Depuis la Seconde Guerre mondiale, les recherches en éducation familiale ont pris un essor considérable en psychologie, service social, sociologie et pédagogie, notamment en raison de l’impact reconnu de l’éducation sur la personnalité et les aptitudes de l’enfant (ASPC, 2010; Durning, 1995; Pourtois et Desmet, 1997; Pourtois et Fontaine, 1998; Singly, 1993).

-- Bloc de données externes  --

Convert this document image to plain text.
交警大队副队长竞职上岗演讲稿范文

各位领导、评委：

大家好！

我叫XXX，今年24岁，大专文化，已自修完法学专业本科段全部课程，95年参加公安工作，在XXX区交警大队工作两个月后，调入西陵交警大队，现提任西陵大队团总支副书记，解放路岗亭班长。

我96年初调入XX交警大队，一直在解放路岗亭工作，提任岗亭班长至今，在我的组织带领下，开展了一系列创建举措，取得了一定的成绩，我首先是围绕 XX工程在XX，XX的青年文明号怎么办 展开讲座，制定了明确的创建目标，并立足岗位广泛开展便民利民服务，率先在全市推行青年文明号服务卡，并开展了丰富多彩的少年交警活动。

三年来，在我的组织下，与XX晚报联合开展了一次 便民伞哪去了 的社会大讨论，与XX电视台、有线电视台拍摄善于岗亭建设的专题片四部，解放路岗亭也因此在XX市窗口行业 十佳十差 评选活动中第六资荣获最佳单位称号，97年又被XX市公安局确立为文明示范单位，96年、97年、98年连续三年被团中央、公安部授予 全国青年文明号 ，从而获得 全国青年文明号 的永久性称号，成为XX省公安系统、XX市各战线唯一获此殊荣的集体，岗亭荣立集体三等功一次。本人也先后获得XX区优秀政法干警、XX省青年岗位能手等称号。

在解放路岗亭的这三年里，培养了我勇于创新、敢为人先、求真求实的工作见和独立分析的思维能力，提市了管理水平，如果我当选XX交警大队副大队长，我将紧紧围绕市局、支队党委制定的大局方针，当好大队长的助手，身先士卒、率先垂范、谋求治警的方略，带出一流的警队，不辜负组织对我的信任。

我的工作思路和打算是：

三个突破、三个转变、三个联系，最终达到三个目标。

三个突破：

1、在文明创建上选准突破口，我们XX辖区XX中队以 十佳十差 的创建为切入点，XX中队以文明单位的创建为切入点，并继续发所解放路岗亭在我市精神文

La famille en tant qu’instance éducative représente le lieu privilégié des premières interactions et des premiers apprentissages relationnels, sociaux et cognitifs de l’enfant. Elle est ainsi la première instance éducative et socialisatrice de l’enfant. Au-delà de l’importance accordée aux caractéristiques structurelles des familles, les études plus récentes explorent le lien entre les pratiques éducatives et les aspects interactionnels du fonctionnement de la famille. Ces études s’intéressent à « l’ensemble du fonctionnement familial en rapport avec l’éducation : particulièrement, elles décrivent et analysent les attitudes, pratiques, comportements éducatifs, attentes, rôles, besoins, motivations, projets des parents » et tentent de déterminer leurs effets sur le développement de l’enfant (Pourtois, 1989, p. 70). L’éducation parentale, est « une activité volontaire de la part des parents qui s'efforcent de changer les interactions qu'ils établissent avec leurs enfants en vue d'encourager chez ceux-ci, l'émergence de comportements jugés positifs et de réduire la production de comportements jugés négatifs » (Pourtois, 1979, p. 71). Toutefois, « si la famille contribue pour une part importante au développement cognitif, affectif et social de l’enfant, ce dernier peut lui aussi avoir une influence sur les adultes » (Bardou, 2011, p.44). L’éducation recouvrerait ainsi l'ensemble des actions favorables à l’intégration de l'enfant à la vie sociale par le développement de ses potentialités valorisées par le groupe social auquel il appartient.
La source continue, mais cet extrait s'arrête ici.